Instabilities of wind-induced vibrations, including flutter and galloping, are the wind-induced phenomena most destructive to long-span bridges. Because real bridges have often non-streamline cross sections, their instabilities of wind-induced vibrations possess both the unsteady and nonlinear behaviors simultaneously, thus are without any critical onset point of sudden divergence. Therefore, how to determine the critical wind speeds of such nonlinear and unsteady instabilities of wind-induced vibrations has been one pendent subject of the research frontiers in the bridge wind engineering. A series of rectangular cross sections without any and with various corner modifications as well as four kinds of typical non-streamline bridge cross sections with medium ratios of width-to-depth are to be taken as research objects to explore the nonlinear mechanisms of unsteady aeroelastic self-excited forces and the energy evolution rules during the whole procedures of soft flutter and soft galloping. Wind tunnel tests of simultaneous measurements of force and vibration displacement of spring-suspended sectional model with inside-mounted force balances as well as wind tunnel tests of full-structure aeroelastic model are planed to be employed in the research in conjunction with theoretical investigation and analysis. Practical nonlinear mathematical models of unsteady self-excited forces with good applicability and reliability are expected to be presented. On this basis, a practical analysis theory and a more reasonable and feasible structural performance-based evaluation frame or criteria for critical wind speed are to be established for the non-linear instabilities of unsteady wind-induced vibrations, including the soft flutter and the soft galloping of long-span bridges with non-streamline cross sections. The research of this proposed project has hence important theoretical and practical significances.

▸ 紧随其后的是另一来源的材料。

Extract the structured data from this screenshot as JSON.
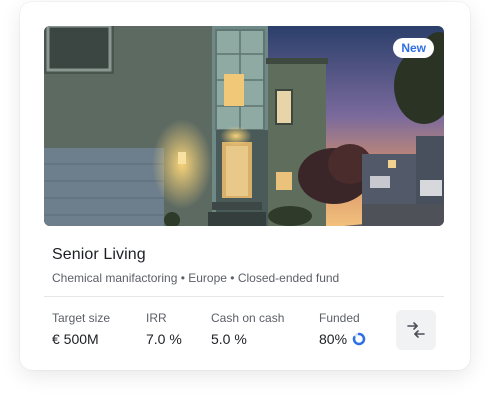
{
  "card": {
    "badge": "New",
    "title": "Senior Living",
    "subtitle": "Chemical manifactoring • Europe • Closed-ended fund",
    "stats": [
      {
        "label": "Target size",
        "value": "€ 500M"
      },
      {
        "label": "IRR",
        "value": "7.0 %"
      },
      {
        "label": "Cash on cash",
        "value": "5.0 %"
      },
      {
        "label": "Funded",
        "value": "80%",
        "progress": 0.8
      }
    ],
    "icons": {
      "compare": "compare-arrows-icon",
      "funded": "progress-ring-icon"
    },
    "colors": {
      "accent": "#2f6fe4",
      "text": "#1d1f24",
      "muted": "#5b5f66"
    }
  }
}
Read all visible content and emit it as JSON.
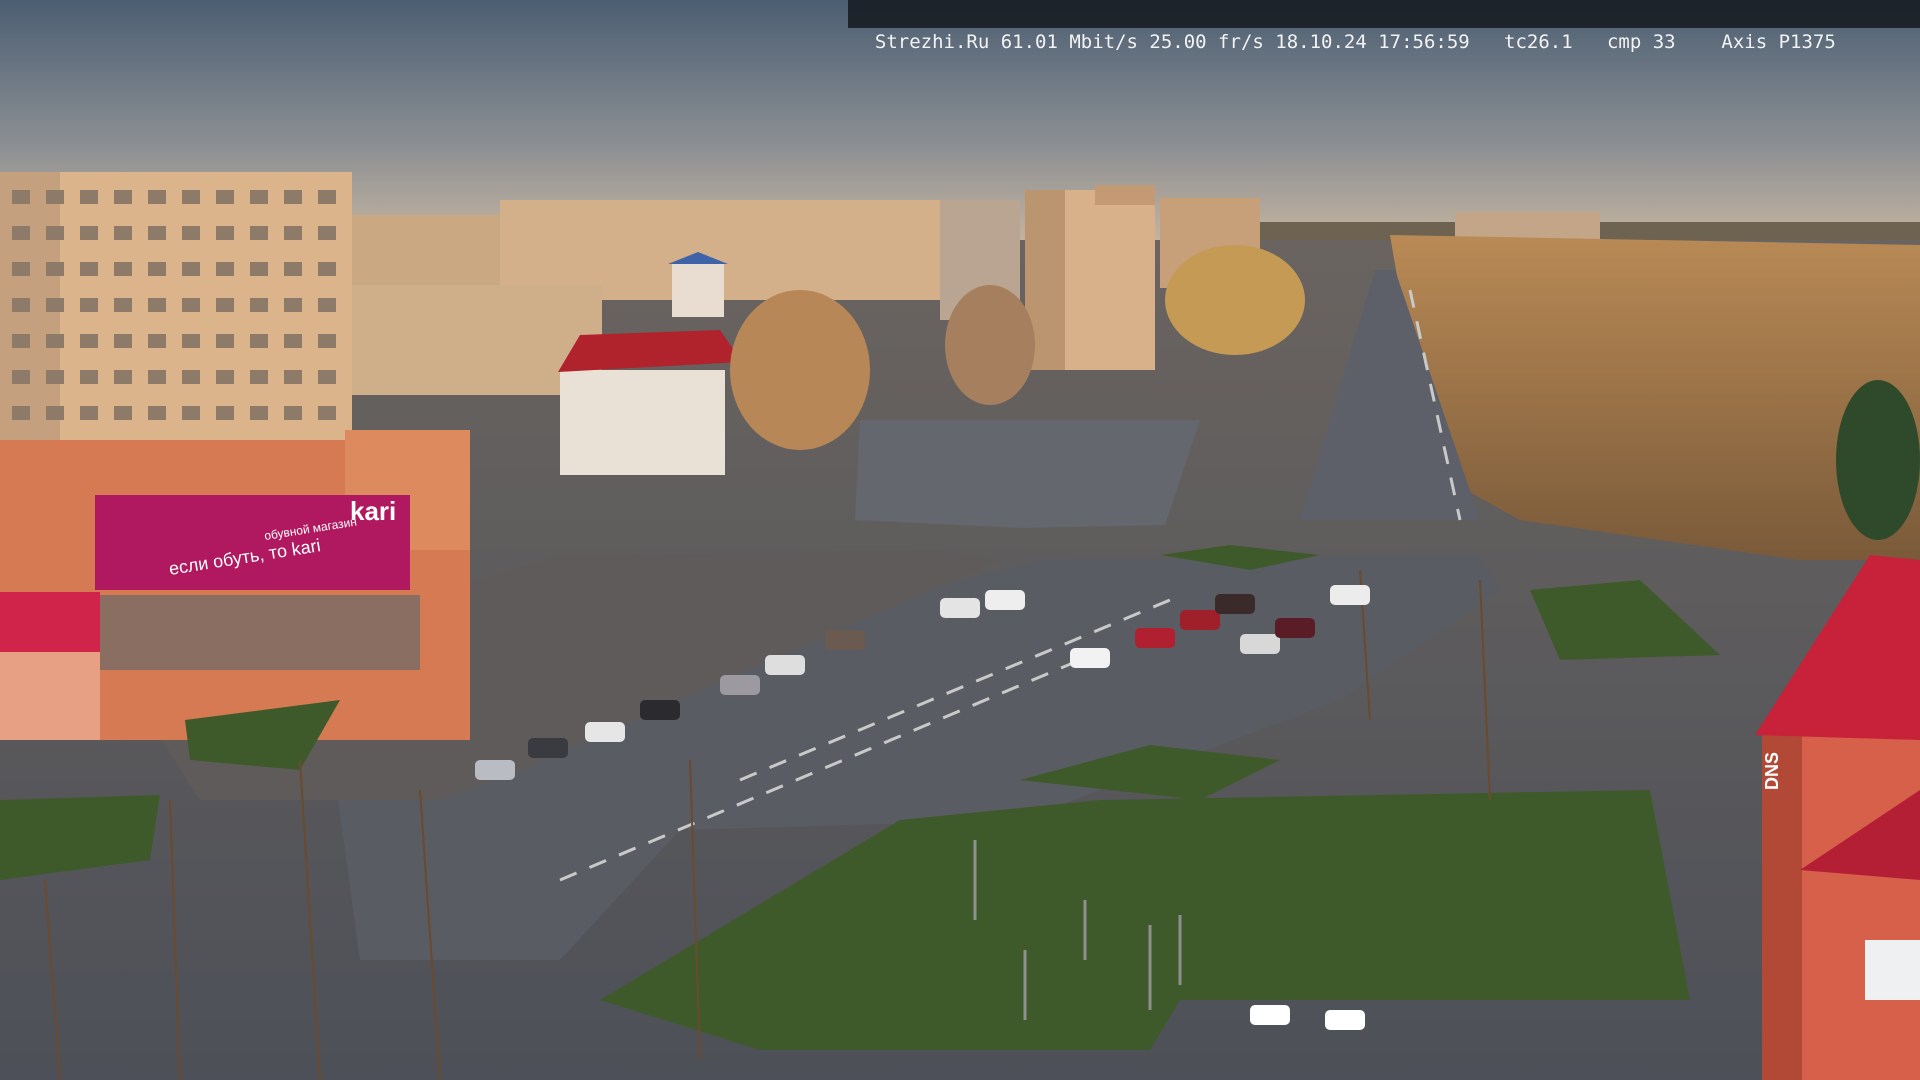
{
  "camera_overlay": {
    "text": "Strezhi.Ru 61.01 Mbit/s 25.00 fr/s 18.10.24 17:56:59   tc26.1   cmp 33    Axis P1375"
  },
  "signage": {
    "store_brand": "kari",
    "store_tagline": "если обуть, то kari",
    "store_side": "обувной магазин",
    "tower_sign": "DNS"
  },
  "colors": {
    "sky_top": "#4c5e72",
    "sky_bottom": "#b8b0a4",
    "road": "#5b5f66",
    "grass": "#3f5a2a",
    "building_sunlit": "#d9b48a",
    "kari_magenta": "#b0195f"
  }
}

风振失稳包括颤振和驰振等，是对大跨度桥梁危害最大且必须避免的风致振动现象，由于实际桥梁经常具有非流线形断面，其风振失稳都同时具有非定常和非线性特性，没有明显的突然发散临界点，因此，如何合理确其临界风速一直是桥梁风工程领域一个悬而未决的前沿课题。本项目以一系列典型矩形和修角矩形断面以及四种典型中等宽高比非流线形桥梁断面为对象，拟采用内置天平同步测力测振弹簧悬挂节段模型风洞试验、全结构气动弹性模型风洞试验和理论分析研究相结合的方法，探索软颤振和软驰振的非定常自激力非线性机理和全过程能量演化规律；提出适应性好、可靠性高的实用非定常自激力非线性数学模型；并以此为基础，建立大跨度桥非定常风振非线性失稳问题的实用分析理论，以及一种更加合理、切实可行的、基于结构性能的非流线形大跨度桥梁软颤振和软驰振这类非定常风致振动非线性失稳问题的评价体系或临界风速判断准则，具有重要的理论和实际意义。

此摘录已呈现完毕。